Sitharaman also announced that the government is setting up an India Debt Resolution company, in which PSU banks will hold a 49 percent stake.
Analysts view this as a positive development as the focus remains on a faster resolution of stressed assets. This will improve the balance sheet of banks, and the upfront cash payment would also aid in providing incremental cash flows, while it will also enable banks to focus more on their core operations.
"Aggregation of debt at one entity is expected to speed up the process for finding interested buyers, transfer of assets, formalising write-downs and reworking terms of new debt. Nevertheless, quality of asset matters the most," said global brokerage Jefferies.
It highlighted that in NCLT cases (40 cases) where good ones in the steel sector got resolved with negligible haircuts for banks, but tough ones in power, auto, consumer are yet to find a resolution.
"Historically, banks see 10 percent recovery from written-off loans, and we believe that recoveries here may be broadly in line. While there is a chance that accounting policies allow for upfront recognition of gains, we hope RBI/ banks take a conservative stance," Jefferies said.

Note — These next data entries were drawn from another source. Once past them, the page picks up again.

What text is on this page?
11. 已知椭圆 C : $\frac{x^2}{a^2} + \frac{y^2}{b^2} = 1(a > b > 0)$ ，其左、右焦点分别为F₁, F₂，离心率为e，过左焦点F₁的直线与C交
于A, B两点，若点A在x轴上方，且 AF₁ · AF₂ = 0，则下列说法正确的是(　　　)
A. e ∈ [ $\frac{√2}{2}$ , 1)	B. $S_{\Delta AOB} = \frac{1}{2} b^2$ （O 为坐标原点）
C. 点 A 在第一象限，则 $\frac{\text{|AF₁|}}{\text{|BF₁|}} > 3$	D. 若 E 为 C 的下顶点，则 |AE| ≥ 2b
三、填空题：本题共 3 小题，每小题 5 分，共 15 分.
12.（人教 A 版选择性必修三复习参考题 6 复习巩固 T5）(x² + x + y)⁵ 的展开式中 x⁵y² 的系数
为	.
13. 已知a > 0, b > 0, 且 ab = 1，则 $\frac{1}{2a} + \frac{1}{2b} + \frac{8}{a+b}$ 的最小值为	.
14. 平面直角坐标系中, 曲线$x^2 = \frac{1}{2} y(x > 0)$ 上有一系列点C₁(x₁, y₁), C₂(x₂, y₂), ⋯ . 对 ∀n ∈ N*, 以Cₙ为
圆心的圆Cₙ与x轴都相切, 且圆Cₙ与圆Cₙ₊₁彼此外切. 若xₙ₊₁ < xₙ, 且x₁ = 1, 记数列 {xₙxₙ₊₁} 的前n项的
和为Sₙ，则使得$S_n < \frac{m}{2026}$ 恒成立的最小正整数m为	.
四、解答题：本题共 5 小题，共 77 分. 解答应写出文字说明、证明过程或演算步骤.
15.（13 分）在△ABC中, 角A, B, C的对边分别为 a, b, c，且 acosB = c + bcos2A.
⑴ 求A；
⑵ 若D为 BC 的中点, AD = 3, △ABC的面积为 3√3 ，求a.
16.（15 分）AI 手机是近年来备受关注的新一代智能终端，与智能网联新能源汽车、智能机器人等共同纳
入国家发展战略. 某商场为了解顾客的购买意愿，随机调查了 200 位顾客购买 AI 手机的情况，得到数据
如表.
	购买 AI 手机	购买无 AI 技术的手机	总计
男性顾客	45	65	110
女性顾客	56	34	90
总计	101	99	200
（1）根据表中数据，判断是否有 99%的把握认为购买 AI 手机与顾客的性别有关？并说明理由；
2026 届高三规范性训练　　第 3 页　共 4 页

According to the announcement, the resolution of the proposed Rs 2 trillion of legacy stressed assets will lower gross non-performing assets (GNPA) by more than 2 percent and an estimated realisable value of 18 percent will lead to provisioning write-back of Rs 36,000 crore (more than 35 bps of advances) over the period.
Further, through successful execution of phase-1, one can expect near term NPA reduction of over 1 percent and NPA recoveries equivalent to 10 bps of system credit, as per ICICI Securities.

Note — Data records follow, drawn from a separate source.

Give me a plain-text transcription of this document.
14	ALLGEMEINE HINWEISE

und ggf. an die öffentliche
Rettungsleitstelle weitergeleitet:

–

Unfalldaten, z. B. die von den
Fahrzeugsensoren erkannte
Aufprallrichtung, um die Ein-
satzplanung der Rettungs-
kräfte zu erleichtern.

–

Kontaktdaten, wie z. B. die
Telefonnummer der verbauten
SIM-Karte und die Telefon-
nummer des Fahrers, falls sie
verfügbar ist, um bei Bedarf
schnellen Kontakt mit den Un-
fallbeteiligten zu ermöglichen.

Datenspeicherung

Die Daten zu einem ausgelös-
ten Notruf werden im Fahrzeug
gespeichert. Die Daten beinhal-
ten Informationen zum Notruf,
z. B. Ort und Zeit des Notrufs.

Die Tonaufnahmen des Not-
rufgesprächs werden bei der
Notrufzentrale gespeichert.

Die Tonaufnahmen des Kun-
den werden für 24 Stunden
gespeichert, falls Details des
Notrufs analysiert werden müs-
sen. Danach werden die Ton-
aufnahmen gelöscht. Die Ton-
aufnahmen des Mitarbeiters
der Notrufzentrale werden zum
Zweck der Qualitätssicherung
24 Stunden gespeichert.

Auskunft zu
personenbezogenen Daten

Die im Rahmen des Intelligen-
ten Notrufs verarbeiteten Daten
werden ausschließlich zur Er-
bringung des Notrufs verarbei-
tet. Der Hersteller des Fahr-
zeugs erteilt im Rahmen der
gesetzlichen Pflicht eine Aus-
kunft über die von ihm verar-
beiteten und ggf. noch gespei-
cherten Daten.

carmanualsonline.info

Leading PSU banks have highlighted that 0.9-1.3 percent of advances will be offloaded to NARCL in phase-1 (SBI – Rs 20,000 crore, PNB – Rs 7,900 crore, Union Bank of India– Rs 7,800 crore, Bank of India – Rs 3,500 crore, Central Bank – Rs 2,700 crore).
Recoveries of 18-20 percent suggest a 6-8 percent boost to operating profit or 1.5-2.5 percent accretion to networth (pretax), the brokerage house said.
Kotak Institutional Equities is of the view that faster resolutions of some of the bad loans and senior management bandwidth release to solve these bad loans are probably the best possible outcomes of the formation of NARCL.
However, it is of the view that the creation of a bad bank would have been most fruitful just after the asset quality review (AQR) or earlier when the stress was just building up and banks were looking to delay recognition for various reasons.
Today, the NPL recognition and provisions cycle is largely complete with some of the largest bad loans already resolved. Banks have around 90-100 percent coverage on these assets, implying there is no management incentive to delay decision making.
"The major benefit would accrue through faster debt consolidation, potentially leading to quicker decision making and better recovery rates. We don’t see a meaningful impact in our coverage universe. Further, senior management bandwidth would be released on solving these problems, which can be channelized towards identifying fresh segments for growth that has been tepid in recent years," Kotak Institutional Equities said.